# Reynolds transport theorem

In differential calculus, the Reynolds transport theorem (also known as the Leibniz–Reynolds transport theorem), or in short Reynolds' theorem, is a three-dimensional generalization of the Leibniz integral rule which is also known as differentiation under the integral sign. The theorem is named after Osborne Reynolds (1842–1912). It is used to recast derivatives of integrated quantities and is useful in formulating the basic equations of continuum mechanics.

Consider integrating f = f(x,t) over the time-dependent region Ω(t) that has boundary ∂Ω(t), then taking the derivative with respect to time:

${\displaystyle {\frac {d}{dt}}\int _{\Omega (t)}\mathbf {f} \,dV.}$

If we wish to move the derivative within the integral, there are two issues: the time dependence of f, and the introduction of and removal of space from Ω due to its dynamic boundary. Reynolds' transport theorem provides the necessary framework.

## General form

Reynolds' transport theorem can be expressed as follows:[1][2][3]

${\displaystyle {\frac {d}{dt}}\int _{\Omega (t)}\mathbf {f} \,dV=\int _{\Omega (t)}{\frac {\partial \mathbf {f} }{\partial t}}\,dV+\int _{\partial \Omega (t)}\left(\mathbf {v} ^{b}\cdot \mathbf {n} \right)\mathbf {f} \,dA}$

in which n(x,t) is the outward-pointing unit normal vector, x is a point in the region and is the variable of integration, dV and dA are volume and surface elements at x, and vb(x,t) is the velocity of the area element (not the flow velocity). The function f may be tensor-, vector- or scalar-valued.[4] Note that the integral on the left hand side is a function solely of time, and so the total derivative has been used.

## Form for a material element

In continuum mechanics, this theorem is often used for material elements. These are parcels of fluids or solids which no material enters or leaves. If Ω(t) is a material element then there is a velocity function v = v(x,t), and the boundary elements obey

${\displaystyle \mathbf {v} ^{b}\cdot \mathbf {n} =\mathbf {v} \cdot \mathbf {n} .}$

This condition may be substituted to obtain:[5]

${\displaystyle {\frac {d}{dt}}\left(\int _{\Omega (t)}\mathbf {f} \,dV\right)=\int _{\Omega (t)}{\frac {\partial \mathbf {f} }{\partial t}}\,dV+\int _{\partial \Omega (t)}(\mathbf {v} \cdot \mathbf {n} )\mathbf {f} \,dA.}$

## A special case

If we take Ω to be constant with respect to time, then vb = 0 and the identity reduces to

${\displaystyle {\frac {d}{dt}}\int _{\Omega }f\,dV=\int _{\Omega }{\frac {\partial f}{\partial t}}\,dV.}$

as expected. (This simplification is not possible if the flow velocity is incorrectly used in place of the velocity of an area element.)

### Interpretation and reduction to one dimension

The theorem is the higher-dimensional extension of differentiation under the integral sign and reduces to that expression in some cases.
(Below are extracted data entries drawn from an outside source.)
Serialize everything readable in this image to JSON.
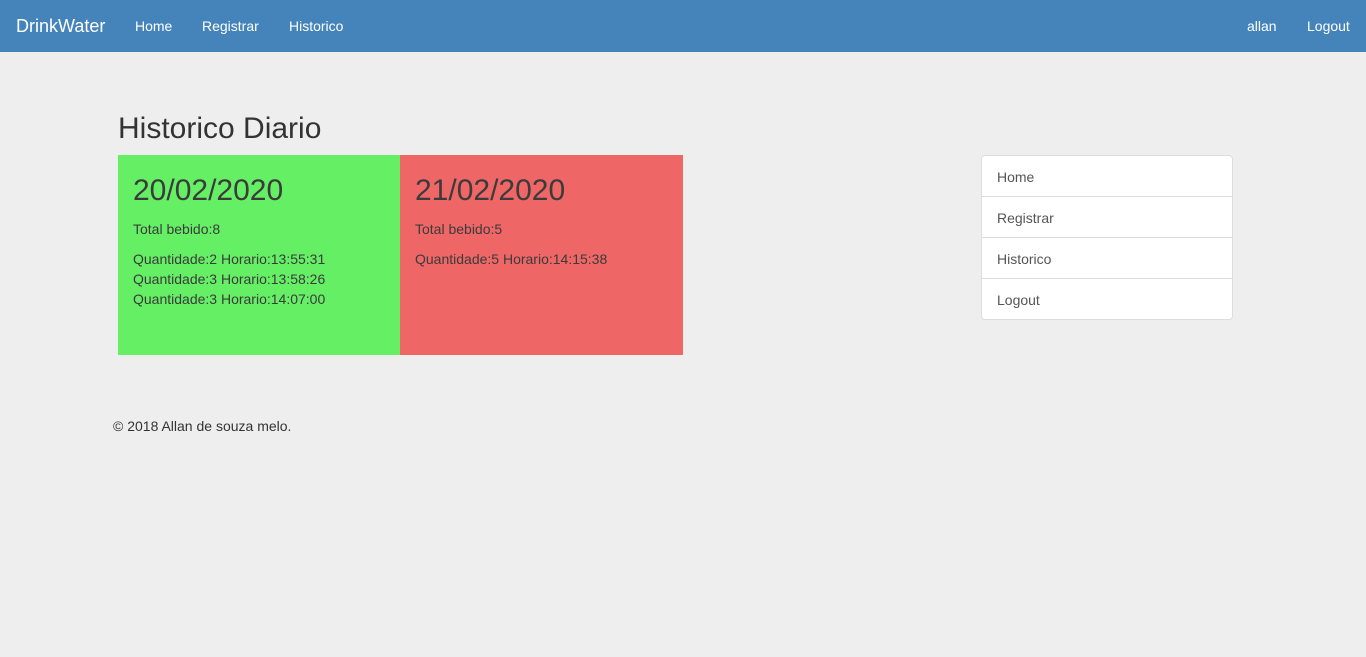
{
  "navbar": {
    "brand": "DrinkWater",
    "links": [
      "Home",
      "Registrar",
      "Historico"
    ],
    "user": "allan",
    "logout": "Logout",
    "background_color": "#4484bb"
  },
  "main": {
    "title": "Historico Diario",
    "days": [
      {
        "date": "20/02/2020",
        "total": "Total bebido:8",
        "entries": [
          "Quantidade:2 Horario:13:55:31",
          "Quantidade:3 Horario:13:58:26",
          "Quantidade:3 Horario:14:07:00"
        ],
        "color": "#64ef64"
      },
      {
        "date": "21/02/2020",
        "total": "Total bebido:5",
        "entries": [
          "Quantidade:5 Horario:14:15:38"
        ],
        "color": "#ef6666"
      }
    ]
  },
  "side_menu": {
    "items": [
      "Home",
      "Registrar",
      "Historico",
      "Logout"
    ]
  },
  "footer": {
    "text": "© 2018 Allan de souza melo."
  }
}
Suppose f is independent of y and z, and that Ω(t) is a unit square in the yz-plane and has x limits a(t) and b(t). Then Reynolds transport theorem reduces to

${\displaystyle {\frac {d}{dt}}\int _{a(t)}^{b(t)}f(x,t)\,dx=\int _{a(t)}^{b(t)}{\frac {\partial f}{\partial t}}\,dx+{\frac {\partial b(t)}{\partial t}}f{\big (}b(t),t{\big )}-{\frac {\partial a(t)}{\partial t}}f{\big (}a(t),t{\big )}\,,}$

which, up to swapping x and t, is the standard expression for differentiation under the integral sign.